Re: Or maybe you're just having a bad day

Date: 2005-10-30 06:23 am (UTC)
From: [identity profile] trickykitty.livejournal.com
I just realized that something you said might be the cause of a lot of my anxiety.

I'm not sure that I've ever really finished anything in regards to school. I've been going at it for so long. It's like a prisoner who has been stuck in prison society for so long (imagine a sentence of 20 or 40 years) that he would prefer to just stay in prison than to have to go out and face the changing world.

Re: Or maybe you're just having a bad day

Date: 2005-10-30 08:30 pm (UTC)
From: [identity profile] 40hex.livejournal.com
So don't go out and face the word - become an academic and stay a student forever. I'm trying to coax [livejournal.com profile] isotripy down this path at the moment; she's just finished her honors and is applying for the PhD program.

The business world sucks majorly; especially coming from an academic background - I never ceased to be amazed at the corners that are cut in business. In university (especially mathematics) everything has to be done properly, rigorously.
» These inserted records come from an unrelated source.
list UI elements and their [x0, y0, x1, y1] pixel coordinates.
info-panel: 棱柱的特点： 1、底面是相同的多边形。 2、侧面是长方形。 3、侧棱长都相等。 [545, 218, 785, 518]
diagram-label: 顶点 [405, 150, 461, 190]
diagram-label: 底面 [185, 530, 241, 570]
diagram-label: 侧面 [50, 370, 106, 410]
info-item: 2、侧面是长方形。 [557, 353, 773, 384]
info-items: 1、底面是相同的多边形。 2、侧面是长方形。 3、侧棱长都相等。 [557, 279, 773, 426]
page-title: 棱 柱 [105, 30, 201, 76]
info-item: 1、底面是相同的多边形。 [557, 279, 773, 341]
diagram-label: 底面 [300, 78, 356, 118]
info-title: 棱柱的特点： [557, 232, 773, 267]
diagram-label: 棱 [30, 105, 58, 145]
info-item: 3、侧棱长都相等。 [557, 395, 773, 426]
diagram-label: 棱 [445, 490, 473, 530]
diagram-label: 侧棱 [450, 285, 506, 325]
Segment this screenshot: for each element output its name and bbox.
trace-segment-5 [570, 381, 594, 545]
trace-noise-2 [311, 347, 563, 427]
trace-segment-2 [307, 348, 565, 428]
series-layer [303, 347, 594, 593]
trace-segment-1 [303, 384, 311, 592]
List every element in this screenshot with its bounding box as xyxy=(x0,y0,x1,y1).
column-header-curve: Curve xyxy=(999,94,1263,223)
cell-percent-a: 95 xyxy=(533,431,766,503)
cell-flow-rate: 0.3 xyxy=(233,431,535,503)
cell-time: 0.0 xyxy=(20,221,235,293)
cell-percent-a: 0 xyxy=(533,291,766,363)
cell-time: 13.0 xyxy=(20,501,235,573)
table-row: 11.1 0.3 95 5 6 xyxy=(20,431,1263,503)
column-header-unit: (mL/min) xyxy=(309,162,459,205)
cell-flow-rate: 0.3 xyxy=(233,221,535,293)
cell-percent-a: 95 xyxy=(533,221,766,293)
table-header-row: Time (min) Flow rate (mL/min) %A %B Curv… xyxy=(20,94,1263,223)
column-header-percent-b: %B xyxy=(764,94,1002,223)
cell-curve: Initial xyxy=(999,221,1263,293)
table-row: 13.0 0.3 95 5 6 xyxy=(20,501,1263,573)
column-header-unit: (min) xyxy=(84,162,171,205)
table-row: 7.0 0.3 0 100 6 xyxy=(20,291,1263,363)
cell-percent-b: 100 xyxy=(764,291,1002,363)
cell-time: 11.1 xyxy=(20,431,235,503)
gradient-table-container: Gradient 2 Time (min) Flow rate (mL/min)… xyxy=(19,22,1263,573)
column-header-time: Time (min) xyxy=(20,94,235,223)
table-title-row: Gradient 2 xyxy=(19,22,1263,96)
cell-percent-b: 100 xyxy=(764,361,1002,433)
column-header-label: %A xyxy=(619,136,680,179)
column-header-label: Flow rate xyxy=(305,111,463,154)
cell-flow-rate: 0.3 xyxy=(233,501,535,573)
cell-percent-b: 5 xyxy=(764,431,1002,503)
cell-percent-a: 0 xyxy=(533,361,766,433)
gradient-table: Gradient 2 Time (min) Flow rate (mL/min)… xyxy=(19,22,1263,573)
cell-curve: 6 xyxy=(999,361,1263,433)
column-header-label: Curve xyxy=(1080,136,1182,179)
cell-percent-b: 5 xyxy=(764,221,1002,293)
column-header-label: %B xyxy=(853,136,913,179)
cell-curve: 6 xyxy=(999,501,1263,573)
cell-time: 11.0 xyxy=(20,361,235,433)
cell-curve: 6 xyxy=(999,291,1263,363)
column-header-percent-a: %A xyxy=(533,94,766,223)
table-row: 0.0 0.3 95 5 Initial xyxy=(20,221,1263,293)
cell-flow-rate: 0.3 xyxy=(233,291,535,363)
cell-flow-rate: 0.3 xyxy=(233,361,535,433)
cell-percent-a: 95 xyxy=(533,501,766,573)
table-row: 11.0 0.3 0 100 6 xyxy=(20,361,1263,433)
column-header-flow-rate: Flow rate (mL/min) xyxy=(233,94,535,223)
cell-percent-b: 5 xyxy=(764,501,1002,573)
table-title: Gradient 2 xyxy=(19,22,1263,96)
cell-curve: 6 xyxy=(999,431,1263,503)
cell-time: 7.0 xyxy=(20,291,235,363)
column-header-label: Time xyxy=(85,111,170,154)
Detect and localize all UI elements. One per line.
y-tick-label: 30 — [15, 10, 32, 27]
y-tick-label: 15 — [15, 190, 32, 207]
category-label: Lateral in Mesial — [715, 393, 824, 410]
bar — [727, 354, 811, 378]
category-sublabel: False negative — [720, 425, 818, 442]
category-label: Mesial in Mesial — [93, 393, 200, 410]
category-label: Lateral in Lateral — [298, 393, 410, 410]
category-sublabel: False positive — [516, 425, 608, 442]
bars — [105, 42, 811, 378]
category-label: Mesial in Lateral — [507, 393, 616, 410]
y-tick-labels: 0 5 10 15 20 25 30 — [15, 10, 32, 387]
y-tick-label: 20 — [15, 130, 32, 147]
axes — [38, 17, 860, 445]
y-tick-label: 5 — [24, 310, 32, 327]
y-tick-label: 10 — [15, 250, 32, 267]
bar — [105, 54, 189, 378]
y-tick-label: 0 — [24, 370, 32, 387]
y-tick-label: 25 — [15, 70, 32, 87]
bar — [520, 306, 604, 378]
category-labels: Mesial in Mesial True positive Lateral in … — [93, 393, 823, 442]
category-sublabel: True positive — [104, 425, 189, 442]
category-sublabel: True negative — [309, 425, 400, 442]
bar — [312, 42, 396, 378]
In business everything has to be done profitably - profit, profit, profit, and doing things properly is a distant third after doing things politically (office politics is appalling sometimes).

From my point of view as a mathematician this offends me - I'll go to my boss and say "this is the way it should be done" (properly) and he'll say "Yes, but this is the way we're going to do it because it will save us X dollars" (profit). Then a year later it will all implode and have to be done again because it wasn't done properly the first time, but in the meantime it's kept the stock price from plunging for another year.

Right business decision, but my lecturer would have failed me.

(no subject)

Date: 2005-10-26 02:28 am (UTC)
From: [identity profile] reneat.livejournal.com
I agree with the whole finding yourself thing. If you miss yourself so much maybe you should spend some time alone. Just a thought.

(no subject)

Date: 2005-10-26 05:46 pm (UTC)
From: [identity profile] trickykitty.livejournal.com
Maybe I just wish that I was someone else. Sort of "the grass is greener" type thing.

(no subject)

Date: 2005-10-30 06:24 am (UTC)
From: [identity profile] trickykitty.livejournal.com
Note my responses to [livejournal.com profile] 40hex. I think that my "self" has somehow been lost in the school system.

Maybe you could be a flying cook?

Date: 2005-10-26 02:30 am (UTC)
From: [identity profile] corzican.livejournal.com
Wouldn't that just be the ultimate in catering?

Re: Maybe you could be a flying cook?

Date: 2005-10-26 05:48 pm (UTC)
From: [identity profile] trickykitty.livejournal.com
I keep wondering if the life of a stewardess (fuck political correctness) is ever enjoyable. I've heard that once you actually get into the business it sucks.

Re: Maybe you could be a flying cook?

Date: 2005-10-26 11:17 pm (UTC)
From: [identity profile] corzican.livejournal.com
Yeah, I guess that would be a flying cook as well. I was thinking more along the lines of coming in a helicopter, bringing in your food for fancy dinners, and being paid well for it.